Und die Individualisierung bricht sich auf vielen Ebenen Bahn. In der Ökonomie schreitet die Ausdifferenzierung der Märkte immer weiter voran, werden die Produkte am Ende der Ketten zunehmend personalisierter. Auf sozialer Ebene kann ein jeder heute über sein Leben bestimmen wie nie zuvor in der Geschichte, steht damit aber auch der Aufgabe gegenüber, wählen und sich über diesen Prozess Gedanken machen zu müssen.

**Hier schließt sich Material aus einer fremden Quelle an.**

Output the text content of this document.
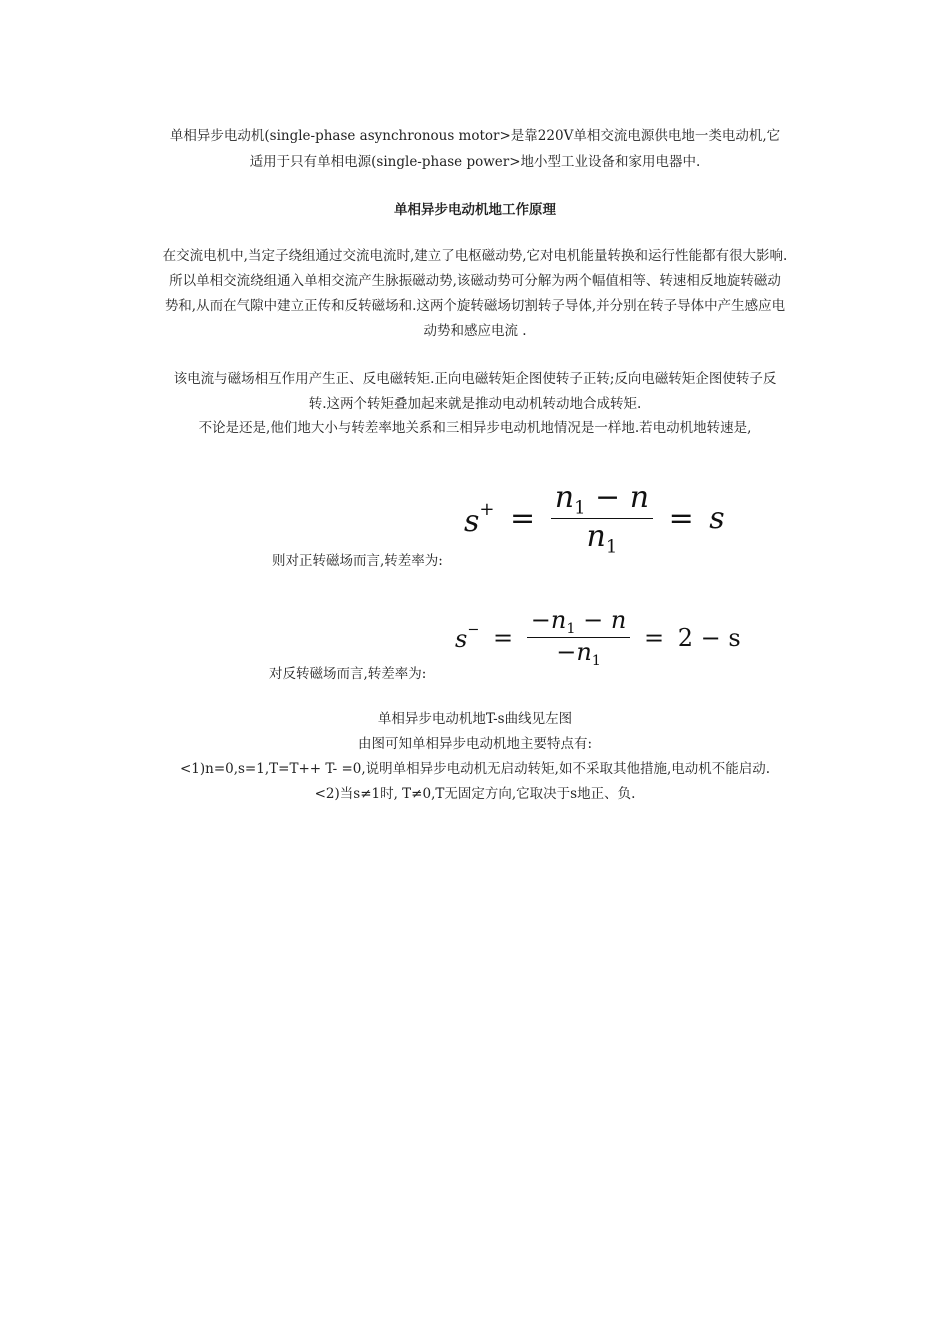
单相异步电动机(single-phase asynchronous motor>是靠220V单相交流电源供电地一类电动机,它
适用于只有单相电源(single-phase power>地小型工业设备和家用电器中.
单相异步电动机地工作原理
在交流电机中,当定子绕组通过交流电流时,建立了电枢磁动势,它对电机能量转换和运行性能都有很大影响.
所以单相交流绕组通入单相交流产生脉振磁动势,该磁动势可分解为两个幅值相等、转速相反地旋转磁动
势和,从而在气隙中建立正传和反转磁场和.这两个旋转磁场切割转子导体,并分别在转子导体中产生感应电
动势和感应电流 .
该电流与磁场相互作用产生正、反电磁转矩.正向电磁转矩企图使转子正转;反向电磁转矩企图使转子反
转.这两个转矩叠加起来就是推动电动机转动地合成转矩.
不论是还是,他们地大小与转差率地关系和三相异步电动机地情况是一样地.若电动机地转速是,
则对正转磁场而言,转差率为:
$s^+ = \frac{n_1 - n}{n_1} = s$
对反转磁场而言,转差率为:
$s^- = \frac{-n_1 - n}{-n_1} = 2 - s$
单相异步电动机地T-s曲线见左图
由图可知单相异步电动机地主要特点有:
<1)n=0,s=1,T=T++ T- =0,说明单相异步电动机无启动转矩,如不采取其他措施,电动机不能启动.
<2)当s≠1时, T≠0,T无固定方向,它取决于s地正、负.
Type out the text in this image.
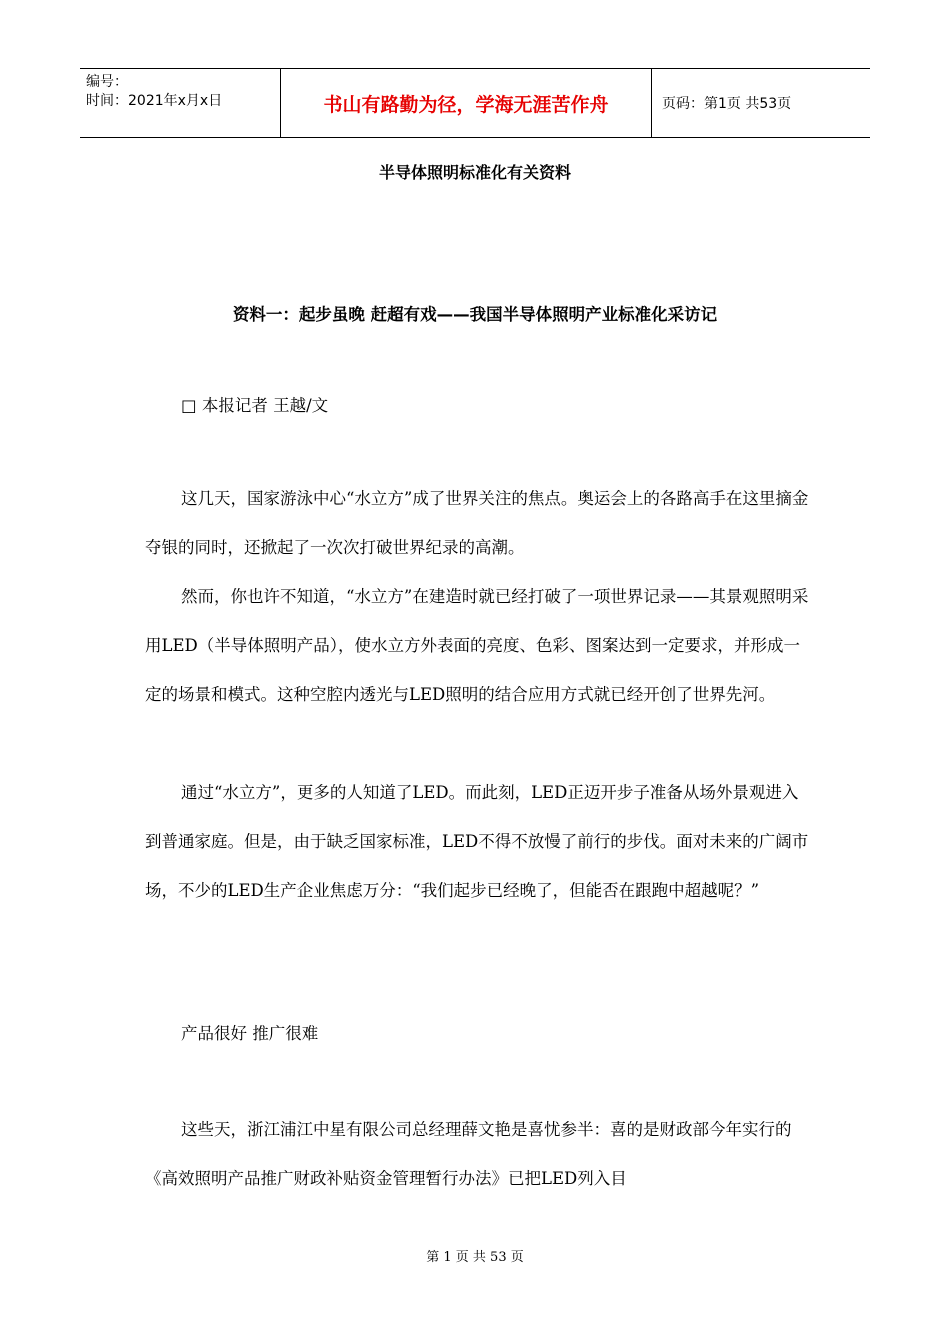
编号：
时间：2021年x月x日	书山有路勤为径，学海无涯苦作舟	页码：第1页 共53页
半导体照明标准化有关资料
资料一：起步虽晚 赶超有戏——我国半导体照明产业标准化采访记
□ 本报记者 王越/文
这几天，国家游泳中心“水立方”成了世界关注的焦点。奥运会上的各路高手在这里摘金夺银的同时，还掀起了一次次打破世界纪录的高潮。
然而，你也许不知道，“水立方”在建造时就已经打破了一项世界记录——其景观照明采用LED（半导体照明产品），使水立方外表面的亮度、色彩、图案达到一定要求，并形成一定的场景和模式。这种空腔内透光与LED照明的结合应用方式就已经开创了世界先河。
通过“水立方”，更多的人知道了LED。而此刻，LED正迈开步子准备从场外景观进入到普通家庭。但是，由于缺乏国家标准，LED不得不放慢了前行的步伐。面对未来的广阔市场，不少的LED生产企业焦虑万分：“我们起步已经晚了，但能否在跟跑中超越呢？”
产品很好 推广很难
这些天，浙江浦江中星有限公司总经理薛文艳是喜忧参半：喜的是财政部今年实行的 《高效照明产品推广财政补贴资金管理暂行办法》已把LED列入目
第 1 页 共 53 页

Die Freiheit zur Wahl geht einher mit dem Zwang zur Entscheidung.

In der überindividualisierten Gesellschaft begreift sich jeder inzwischen selbst als Handlungszentrum. Das moderne Individuum löst sich von festen sozialen Klammern, denkt nicht mehr in Klassen, Schichten, Geschlechterrollen. Vielmehr entwirft es seinen eigenen Lebenslauf, entwickelt eigene Fähigkeiten, Orientierungen, Partnerschaften. Es destilliert seine ureigenen Geschmäcker, formt seine eigene Sprache. Der Mensch wird zum Designer seiner eigenen sozialen Realität. Die Biographie wird zur Multigraphie.

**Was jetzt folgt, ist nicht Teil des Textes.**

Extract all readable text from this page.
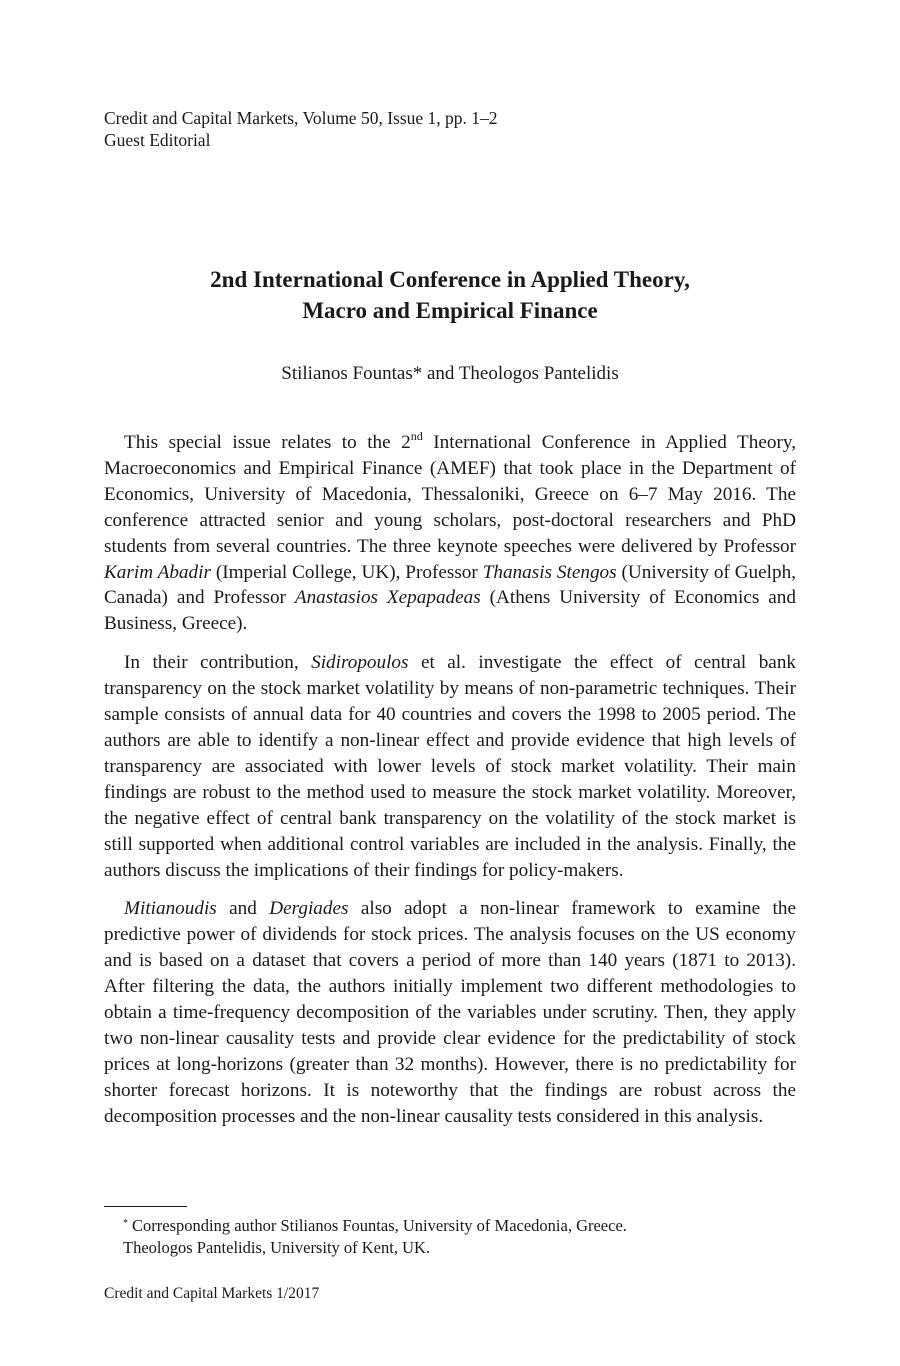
Credit and Capital Markets, Volume 50, Issue 1, pp. 1–2
Guest Editorial
2nd International Conference in Applied Theory,
Macro and Empirical Finance
Stilianos Fountas* and Theologos Pantelidis

This special issue relates to the 2nd International Conference in Applied Theory, Macroeconomics and Empirical Finance (AMEF) that took place in the Department of Economics, University of Macedonia, Thessaloniki, Greece on 6–7 May 2016. The conference attracted senior and young scholars, post-doctoral researchers and PhD students from several countries. The three keynote speeches were delivered by Professor Karim Abadir (Imperial College, UK), Professor Thanasis Stengos (University of Guelph, Canada) and Professor Anastasios Xepapadeas (Athens University of Economics and Business, Greece).

In their contribution, Sidiropoulos et al. investigate the effect of central bank transparency on the stock market volatility by means of non-parametric techniques. Their sample consists of annual data for 40 countries and covers the 1998 to 2005 period. The authors are able to identify a non-linear effect and provide evidence that high levels of transparency are associated with lower levels of stock market volatility. Their main findings are robust to the method used to measure the stock market volatility. Moreover, the negative effect of central bank transparency on the volatility of the stock market is still supported when additional control variables are included in the analysis. Finally, the authors discuss the implications of their findings for policy-makers.

Mitianoudis and Dergiades also adopt a non-linear framework to examine the predictive power of dividends for stock prices. The analysis focuses on the US economy and is based on a dataset that covers a period of more than 140 years (1871 to 2013). After filtering the data, the authors initially implement two different methodologies to obtain a time-frequency decomposition of the variables under scrutiny. Then, they apply two non-linear causality tests and provide clear evidence for the predictability of stock prices at long-horizons (greater than 32 months). However, there is no predictability for shorter forecast horizons. It is noteworthy that the findings are robust across the decomposition processes and the non-linear causality tests considered in this analysis.

* Corresponding author Stilianos Fountas, University of Macedonia, Greece.
Theologos Pantelidis, University of Kent, UK.
Credit and Capital Markets 1/2017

Und damit sind wir nun endlich ganz im Hier und Heute gelandet. Und dürfen vergnügt feststellen: Der Mainstream ist in tausend Subkulturen zerfasert – und diese tausend Subkulturen sind gerade dabei, zum Mainstream zu werden.

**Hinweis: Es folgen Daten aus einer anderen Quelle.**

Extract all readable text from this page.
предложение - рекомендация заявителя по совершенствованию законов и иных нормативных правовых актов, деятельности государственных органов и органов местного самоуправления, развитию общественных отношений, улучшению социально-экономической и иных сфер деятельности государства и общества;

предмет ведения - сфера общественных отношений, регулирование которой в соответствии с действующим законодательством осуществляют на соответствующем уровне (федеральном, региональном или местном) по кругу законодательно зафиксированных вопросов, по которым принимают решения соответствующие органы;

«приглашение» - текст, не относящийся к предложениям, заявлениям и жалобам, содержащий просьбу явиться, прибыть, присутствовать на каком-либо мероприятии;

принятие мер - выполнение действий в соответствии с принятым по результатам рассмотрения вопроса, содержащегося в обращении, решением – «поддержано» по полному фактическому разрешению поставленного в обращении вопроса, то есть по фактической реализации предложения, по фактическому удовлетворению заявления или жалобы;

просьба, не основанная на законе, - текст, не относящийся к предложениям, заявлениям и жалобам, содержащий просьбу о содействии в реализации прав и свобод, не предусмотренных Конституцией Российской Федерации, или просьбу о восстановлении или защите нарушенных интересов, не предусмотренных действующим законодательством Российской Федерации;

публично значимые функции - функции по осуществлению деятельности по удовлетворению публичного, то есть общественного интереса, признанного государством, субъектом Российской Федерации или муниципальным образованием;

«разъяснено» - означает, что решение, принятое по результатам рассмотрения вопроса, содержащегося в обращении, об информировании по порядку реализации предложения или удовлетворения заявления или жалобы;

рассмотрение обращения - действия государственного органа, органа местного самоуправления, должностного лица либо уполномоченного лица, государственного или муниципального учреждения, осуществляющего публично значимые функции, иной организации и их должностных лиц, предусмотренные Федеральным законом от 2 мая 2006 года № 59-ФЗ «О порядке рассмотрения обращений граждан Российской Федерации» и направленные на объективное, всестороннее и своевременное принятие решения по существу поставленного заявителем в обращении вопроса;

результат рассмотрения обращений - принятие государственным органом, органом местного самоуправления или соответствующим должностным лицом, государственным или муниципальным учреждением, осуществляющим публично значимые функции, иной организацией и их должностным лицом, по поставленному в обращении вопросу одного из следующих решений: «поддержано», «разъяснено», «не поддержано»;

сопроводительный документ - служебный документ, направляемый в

Reichlich obsolet scheint es darum, auch noch immer in alten Kategorien und Schubladen der Einsamkeit zu denken. Viel sinnvoller ist es, den Zustand der Vereinzelung im Licht der neuen Zeiten zu betrachten. Die Einsamkeit – die im Laufe der Geschichte oft genug zu verschiedensten Lesarten führte – offenbart sich alsdann völlig neu. Wir begreifen sie anders, bewerten sie anders. Und können ihr auch dann erst effektiv begegnen.

Anders: Jede Einsamkeit ist ein Produkt ihrer Zeit.

Vertraute Versionen und Betrachtungsweisen sind darum hinfällig. Vor allem in Zeiten der rasenden Digitalisierung wirken altbekannte Einsamkeitsmuster wie Auslaufmodelle ihrer selbst. Ein Johann Wolfgang von Goethe ist längst zum Gestrigen geworden, die Theorie einer »Lonely Crowd« nur noch eine Fußnote in den Geschichtsbüchern.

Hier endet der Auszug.